Introduction Successful stem cell therapy relies on large-scale generation of stem cells and their maintenance in a proliferative multipotent state. This study aimed to establish a three-dimension culture system for large-scale generation of hWJ-MSC and investigated the self-renewal activity, genomic stability and multi-lineage differentiation potential of such hWJ-MSC in enhancing skin wound healing. Methods hWJ-MSC were seeded on gelatin microbeads and cultured in spinning bottles (3D). Cell proliferation, karyotype analysis, surface marker expression, multipotent differentiation (adipogenic, chondrogenic, and osteogenic potentials), and expression of core transcription factors (OCT4, SOX2, NANOG, and C-MYC), as well as their efficacy in accelerating skin wound healing, were investigated and compared with those of hWJ-MSC derived from plate cultres (2D), using in vivo and in vitro experiments.
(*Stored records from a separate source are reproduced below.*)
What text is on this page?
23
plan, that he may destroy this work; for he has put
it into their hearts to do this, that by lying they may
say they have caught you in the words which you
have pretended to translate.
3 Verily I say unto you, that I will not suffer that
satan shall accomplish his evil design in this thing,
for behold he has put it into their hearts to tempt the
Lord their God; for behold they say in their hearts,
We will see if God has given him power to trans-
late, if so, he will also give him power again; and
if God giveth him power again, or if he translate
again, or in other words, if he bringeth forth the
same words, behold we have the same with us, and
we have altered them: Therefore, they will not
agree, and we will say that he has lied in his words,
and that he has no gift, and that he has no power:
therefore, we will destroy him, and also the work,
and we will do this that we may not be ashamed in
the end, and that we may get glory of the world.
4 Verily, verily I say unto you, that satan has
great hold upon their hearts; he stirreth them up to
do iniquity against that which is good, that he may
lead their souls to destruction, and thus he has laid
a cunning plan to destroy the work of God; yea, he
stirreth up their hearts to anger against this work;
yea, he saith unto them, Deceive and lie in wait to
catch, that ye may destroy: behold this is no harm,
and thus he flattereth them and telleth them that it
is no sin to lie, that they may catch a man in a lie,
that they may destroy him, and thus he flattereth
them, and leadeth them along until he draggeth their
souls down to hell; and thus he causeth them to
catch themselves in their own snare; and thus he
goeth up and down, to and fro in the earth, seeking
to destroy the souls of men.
Results hWJ-MSC attached to and proliferated on gelatin microbeads in 3D cultures reaching a maximum of 1.1–1.30 × 10 7 cells on 0.5 g of microbeads by days 8–14; in contrast, hWJ-MSC derived from 2D cultures reached a maximum of 6.5 -11.5 × 10 5 cells per well in a 24-well plate by days 6–10. hWJ-MSC derived by 3D culture incorporated significantly more EdU ( P < 0.05) and had a significantly higher proliferation index ( P < 0.05) than those derived from 2D culture. Immunofluorescence staining, real-time PCR, flow cytometry analysis, and multipotency assays showed that hWJ-MSC derived from 3D culture retained MSC surface markers and multipotency potential similar to 2D culture-derived cells. 3D culture-derived hWJ-MSC also retained the expression of core transcription factors at levels comparable to their 2D culture counterparts. Direct injection of hWJ-MSC derived from 3D or 2D cultures into animals exhibited similar efficacy in enhancing skin wound healing. Conclusions Thus, hWJ-MSC can be expanded markedly in gelatin microbeads, while retaining MSC surface marker expression, multipotent differential potential, and expression of core transcription factors. These cells also efficiently enhanced skin wound healing in vivo, in a manner comparable to that of hWJ-MSC obtained from 2D culture.